De inbouwnis hoeft niet van ventilatie-openingen voorzien te
worden. Indien de nis van een achterwand voorzien is, dan is
het voldoende om openingen te maken voor het aansluitsnoer,
de toevoerslang en de afvoerslang.
De stelvoetjes met een groot regelbereik bieden de
mogelijkheid de hoogte van de machine te regelen.
Alle ingrepen waarbij inwendige componenten toegankelijk
zijn, moeten worden uitgevoerd wanneer de machine is
afgesloten van het elektriciteitsnet.
Verzeker u ervan dat de watertoevoer- en waterafvoerslang en
het netsnoer niet klem raken of geknikt worden tijdens het
plaatsen van de machine in de inbouwnis.
De afwasmachine waterpas zetten
Een waterpas installatie is van groot belang voor de goede
sluiting en waterdichtheid van de deur.
Verzeker u ervan dat de deur goed sluit, zonder wrijving aan
de zijkanten.
Regel de stelvoetjes zodanig dat de deur perfect sluit.
Bevestigen aan aangrenzende
keukenmeubelen
Om te voorkomen dat de afwasmachine gaat schudden, moet
hij d.m.v. de meegeleverde steuntjes aan het werkblad, aan
aangrenzende keukenkastjes of aan de muur worden
bevestigd.
Watertoevoer
De machine mag op warm water, tot maximaal 60°C,
aangesloten worden .
Wij adviseren u echter dat niet te doen omdat dan de
afwasresultaten niet altijd goed zullen zijn en daarnaast ook de
koude spoelgangen met warm water gebeuren, zodat van
besparing nauwelijks sprake is.
Wel is de programmaduur aanzienlijk korter, omdat de
noodzakelijke opwarmtijd ontbreekt.
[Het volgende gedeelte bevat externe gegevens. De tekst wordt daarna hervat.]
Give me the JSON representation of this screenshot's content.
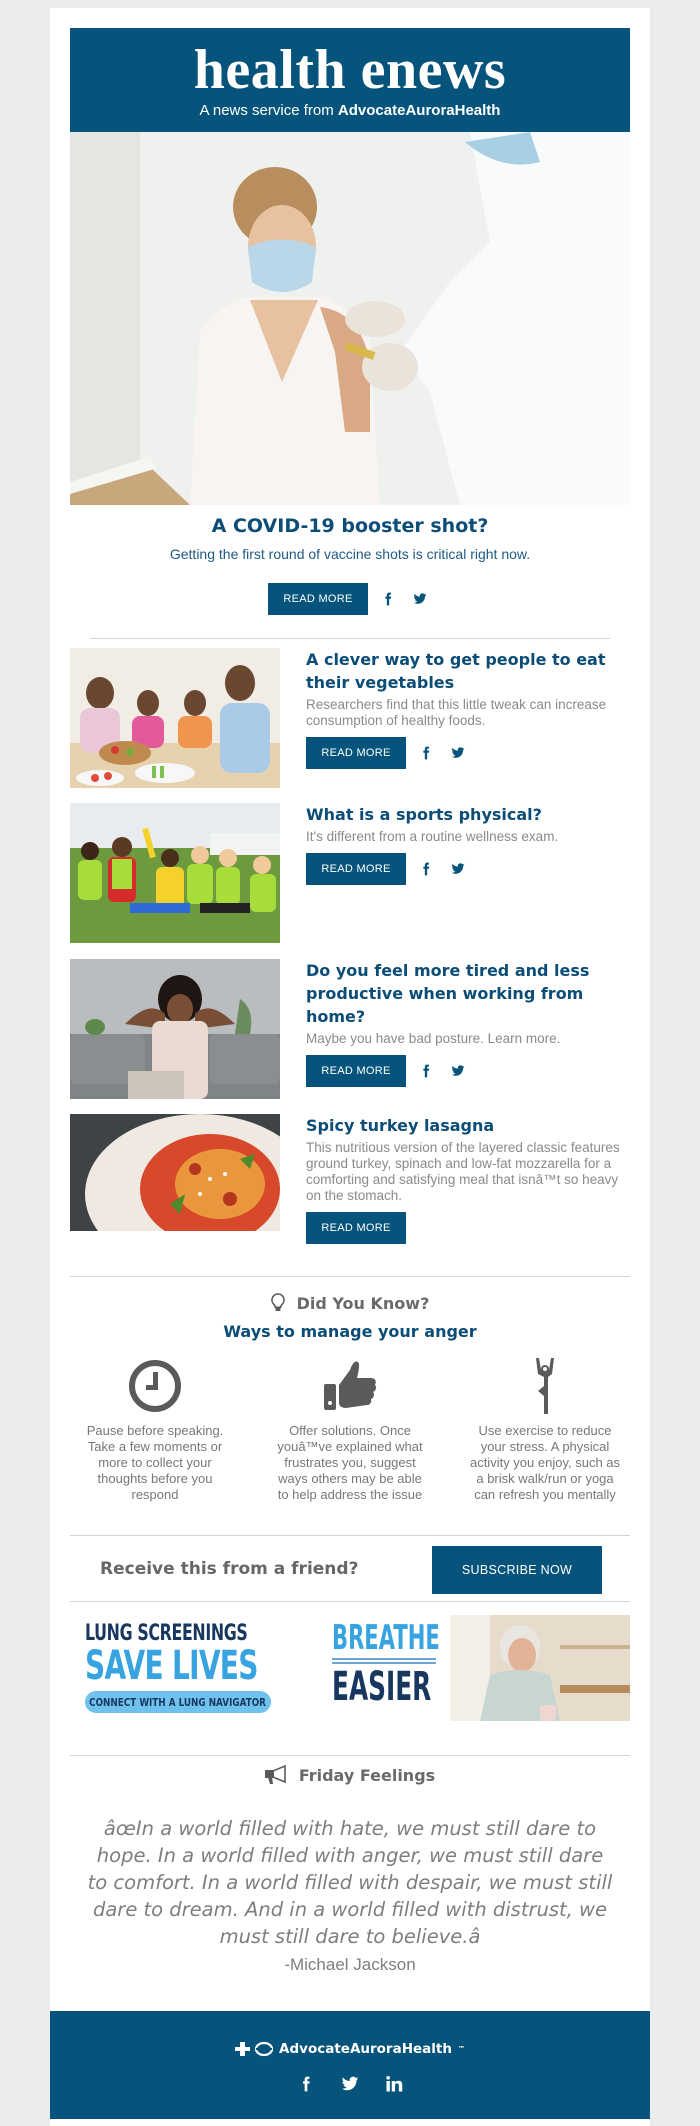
{
  "header": {
    "title": "health enews",
    "subtitle_prefix": "A news service from ",
    "subtitle_brand": "AdvocateAuroraHealth"
  },
  "hero": {
    "image_alt": "Woman receiving a vaccine shot from a masked health care worker",
    "title": "A COVID-19 booster shot?",
    "description": "Getting the first round of vaccine shots is critical right now.",
    "read_more": "READ MORE"
  },
  "articles": [
    {
      "image_alt": "Family eating a healthy meal with vegetables",
      "title": "A clever way to get people to eat their vegetables",
      "description": "Researchers find that this little tweak can increase consumption of healthy foods.",
      "read_more": "READ MORE",
      "share": true
    },
    {
      "image_alt": "Kids in sports jerseys cheering on a field",
      "title": "What is a sports physical?",
      "description": "It's different from a routine wellness exam.",
      "read_more": "READ MORE",
      "share": true
    },
    {
      "image_alt": "Woman stretching her neck while working on a laptop",
      "title": "Do you feel more tired and less productive when working from home?",
      "description": "Maybe you have bad posture. Learn more.",
      "read_more": "READ MORE",
      "share": true
    },
    {
      "image_alt": "Plate of spicy turkey lasagna",
      "title": "Spicy turkey lasagna",
      "description": "This nutritious version of the layered classic features ground turkey, spinach and low-fat mozzarella for a comforting and satisfying meal that isnâ™t so heavy on the stomach.",
      "read_more": "READ MORE",
      "share": false
    }
  ],
  "did_you_know": {
    "heading": "Did You Know?",
    "subheading": "Ways to manage your anger",
    "tips": [
      {
        "icon": "clock-icon",
        "text": "Pause before speaking. Take a few moments or more to collect your thoughts before you respond"
      },
      {
        "icon": "thumbs-up-icon",
        "text": "Offer solutions. Once youâ™ve explained what frustrates you, suggest ways others may be able to help address the issue"
      },
      {
        "icon": "yoga-pose-icon",
        "text": "Use exercise to reduce your stress. A physical activity you enjoy, such as a brisk walk/run or yoga can refresh you mentally"
      }
    ]
  },
  "subscribe": {
    "label": "Receive this from a friend?",
    "button": "SUBSCRIBE NOW"
  },
  "banner": {
    "line1": "LUNG SCREENINGS",
    "line2": "SAVE LIVES",
    "pill": "CONNECT WITH A LUNG NAVIGATOR",
    "breathe1": "BREATHE",
    "breathe2": "EASIER",
    "colors": {
      "navy": "#17375e",
      "sky": "#37a3e0",
      "pill": "#6fc1ee"
    }
  },
  "friday": {
    "heading": "Friday Feelings",
    "quote": "âœIn a world filled with hate, we must still dare to hope. In a world filled with anger, we must still dare to comfort. In a world filled with despair, we must still dare to dream. And in a world filled with distrust, we must still dare to believe.â",
    "author": "-Michael Jackson"
  },
  "footer": {
    "brand": "AdvocateAuroraHealth",
    "trademark": "™",
    "social": [
      "facebook",
      "twitter",
      "linkedin"
    ]
  },
  "colors": {
    "brand_blue": "#06547b",
    "title_blue": "#0b4d77",
    "page_bg": "#ebecee",
    "muted_text": "#8a8a8a"
  }
}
Dat is echter tevens één
van de redenen waarom, met name bij sterk verontreinigde
afwas, de resultaten niet altijd goed zullen zijn.
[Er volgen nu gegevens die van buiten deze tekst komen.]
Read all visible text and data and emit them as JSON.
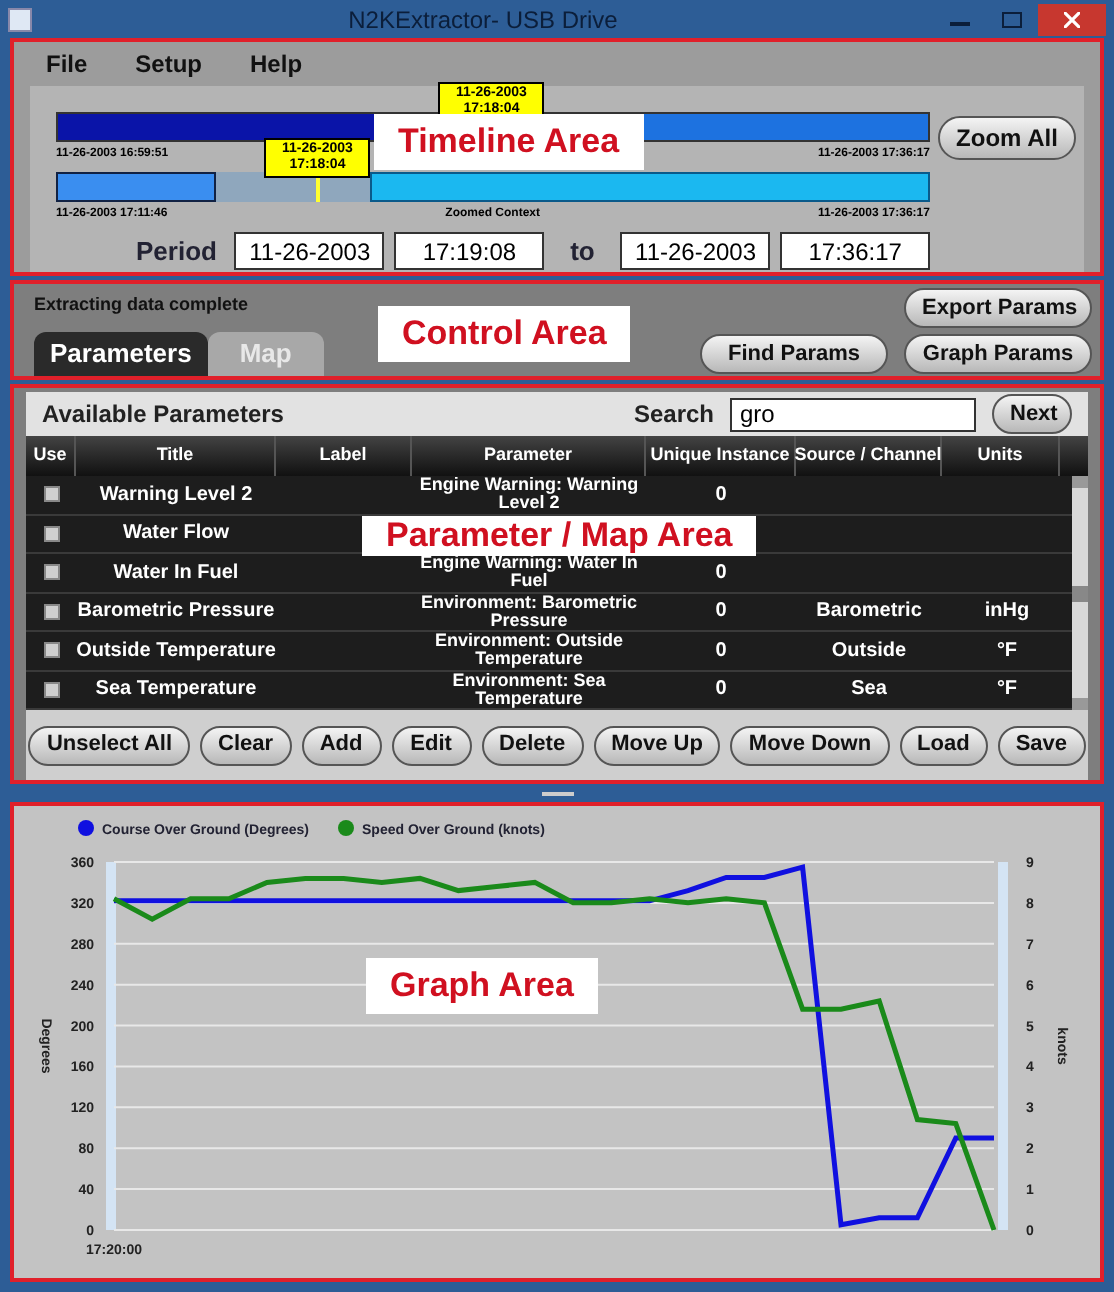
{
  "window": {
    "title": "N2KExtractor- USB Drive"
  },
  "menu": [
    "File",
    "Setup",
    "Help"
  ],
  "timeline": {
    "annotation": "Timeline Area",
    "overview": {
      "start": "11-26-2003 16:59:51",
      "end": "11-26-2003 17:36:17",
      "marker_date": "11-26-2003",
      "marker_time": "17:18:04"
    },
    "zoomed": {
      "start": "11-26-2003 17:11:46",
      "label": "Zoomed Context",
      "end": "11-26-2003 17:36:17",
      "marker_date": "11-26-2003",
      "marker_time": "17:18:04"
    },
    "zoom_button": "Zoom All",
    "period": {
      "label": "Period",
      "start_date": "11-26-2003",
      "start_time": "17:19:08",
      "to": "to",
      "end_date": "11-26-2003",
      "end_time": "17:36:17"
    }
  },
  "control": {
    "annotation": "Control Area",
    "status": "Extracting data complete",
    "tabs": [
      {
        "label": "Parameters",
        "selected": true
      },
      {
        "label": "Map",
        "selected": false
      }
    ],
    "buttons": [
      "Export Params",
      "Find Params",
      "Graph Params"
    ]
  },
  "parameters": {
    "annotation": "Parameter / Map Area",
    "title": "Available Parameters",
    "search_label": "Search",
    "search_value": "gro",
    "next_button": "Next",
    "columns": [
      "Use",
      "Title",
      "Label",
      "Parameter",
      "Unique Instance",
      "Source / Channel",
      "Units"
    ],
    "rows": [
      {
        "checked": false,
        "title": "Warning Level 2",
        "parameter": "Engine Warning: Warning Level 2",
        "instance": "0"
      },
      {
        "checked": false,
        "title": "Water Flow"
      },
      {
        "checked": false,
        "title": "Water In Fuel",
        "parameter": "Engine Warning: Water In Fuel",
        "instance": "0"
      },
      {
        "checked": false,
        "title": "Barometric Pressure",
        "parameter": "Environment: Barometric Pressure",
        "instance": "0",
        "source": "Barometric",
        "units": "inHg"
      },
      {
        "checked": false,
        "title": "Outside Temperature",
        "parameter": "Environment: Outside Temperature",
        "instance": "0",
        "source": "Outside",
        "units": "°F"
      },
      {
        "checked": false,
        "title": "Sea Temperature",
        "parameter": "Environment: Sea Temperature",
        "instance": "0",
        "source": "Sea",
        "units": "°F"
      }
    ],
    "buttons": [
      "Unselect All",
      "Clear",
      "Add",
      "Edit",
      "Delete",
      "Move Up",
      "Move Down",
      "Load",
      "Save"
    ]
  },
  "graph": {
    "annotation": "Graph Area",
    "start_time": "17:20:00",
    "chart_data": {
      "type": "line",
      "grid": true,
      "legend": "top",
      "ylabel": "Degrees",
      "y2label": "knots",
      "ylim": [
        0,
        360
      ],
      "y2lim": [
        0,
        9
      ],
      "yticks": [
        0,
        40,
        80,
        120,
        160,
        200,
        240,
        280,
        320,
        360
      ],
      "y2ticks": [
        0,
        1,
        2,
        3,
        4,
        5,
        6,
        7,
        8,
        9
      ],
      "series": [
        {
          "name": "Course Over Ground (Degrees)",
          "color": "#1010e0",
          "axis": "y",
          "values": [
            322,
            322,
            322,
            322,
            322,
            322,
            322,
            322,
            322,
            322,
            322,
            322,
            322,
            322,
            322,
            332,
            345,
            345,
            355,
            5,
            12,
            12,
            90,
            90
          ]
        },
        {
          "name": "Speed Over Ground (knots)",
          "color": "#1a8a1a",
          "axis": "y2",
          "values": [
            8.1,
            7.6,
            8.1,
            8.1,
            8.5,
            8.6,
            8.6,
            8.5,
            8.6,
            8.3,
            8.4,
            8.5,
            8.0,
            8.0,
            8.1,
            8.0,
            8.1,
            8.0,
            5.4,
            5.4,
            5.6,
            2.7,
            2.6,
            0
          ]
        }
      ]
    }
  }
}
De slangwartel van de toevoerslang sluit u aan op een kraan
met 3/4" schroefdraad, of op een watertoevoer met
snelaansluiting (press block).
Zie erop toe dat de waterleidingdruk niet de bij de "Technische
gegevens" vermelde waarde overschrijdt.
Voorkom scherpe bochten of knikken in de slang, omdat deze
de doorstroming van water kunnen vertragen of verhinderen.
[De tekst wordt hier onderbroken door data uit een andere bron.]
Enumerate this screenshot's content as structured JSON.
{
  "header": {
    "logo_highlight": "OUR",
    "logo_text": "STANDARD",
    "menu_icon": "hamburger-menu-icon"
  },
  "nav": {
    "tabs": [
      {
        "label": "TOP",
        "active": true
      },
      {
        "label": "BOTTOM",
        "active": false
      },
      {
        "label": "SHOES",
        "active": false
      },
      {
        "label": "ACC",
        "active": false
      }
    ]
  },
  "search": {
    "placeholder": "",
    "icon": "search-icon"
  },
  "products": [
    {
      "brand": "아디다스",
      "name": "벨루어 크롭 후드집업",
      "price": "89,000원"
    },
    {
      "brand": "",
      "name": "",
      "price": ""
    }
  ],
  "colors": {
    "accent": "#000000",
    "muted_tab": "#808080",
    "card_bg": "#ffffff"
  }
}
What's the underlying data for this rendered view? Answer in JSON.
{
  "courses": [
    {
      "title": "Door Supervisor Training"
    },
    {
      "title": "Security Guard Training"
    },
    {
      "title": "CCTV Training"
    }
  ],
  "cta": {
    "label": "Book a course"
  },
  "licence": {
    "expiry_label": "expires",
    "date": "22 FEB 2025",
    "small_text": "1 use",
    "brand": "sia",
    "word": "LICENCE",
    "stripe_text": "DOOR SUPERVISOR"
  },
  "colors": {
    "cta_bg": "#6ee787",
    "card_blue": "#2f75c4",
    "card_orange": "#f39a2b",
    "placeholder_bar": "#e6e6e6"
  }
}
Het uiteinde van de toevoerslang dat op de machine is
aangesloten, kan in iedere gewenste stand gedraaid worden
nadat de wartel is los gedraaid. Draai de wartel weer stevig
aan om waterlekkage te voorkomen. (Sommige modellen
zijn uitgerust met een toevoerslang zonder wartel. Bij deze
modellen is de toevoerslang niet verstelbaar).
Als de machine wordt aangesloten op nieuwe of lange tijd
ongebruikte leidingen, dan is het raadzaam om het water een
paar minuten te laten doorstromen alvorens de machine aan te
sluiten.
Gebruik een nieuwe slang voor de aansluiting.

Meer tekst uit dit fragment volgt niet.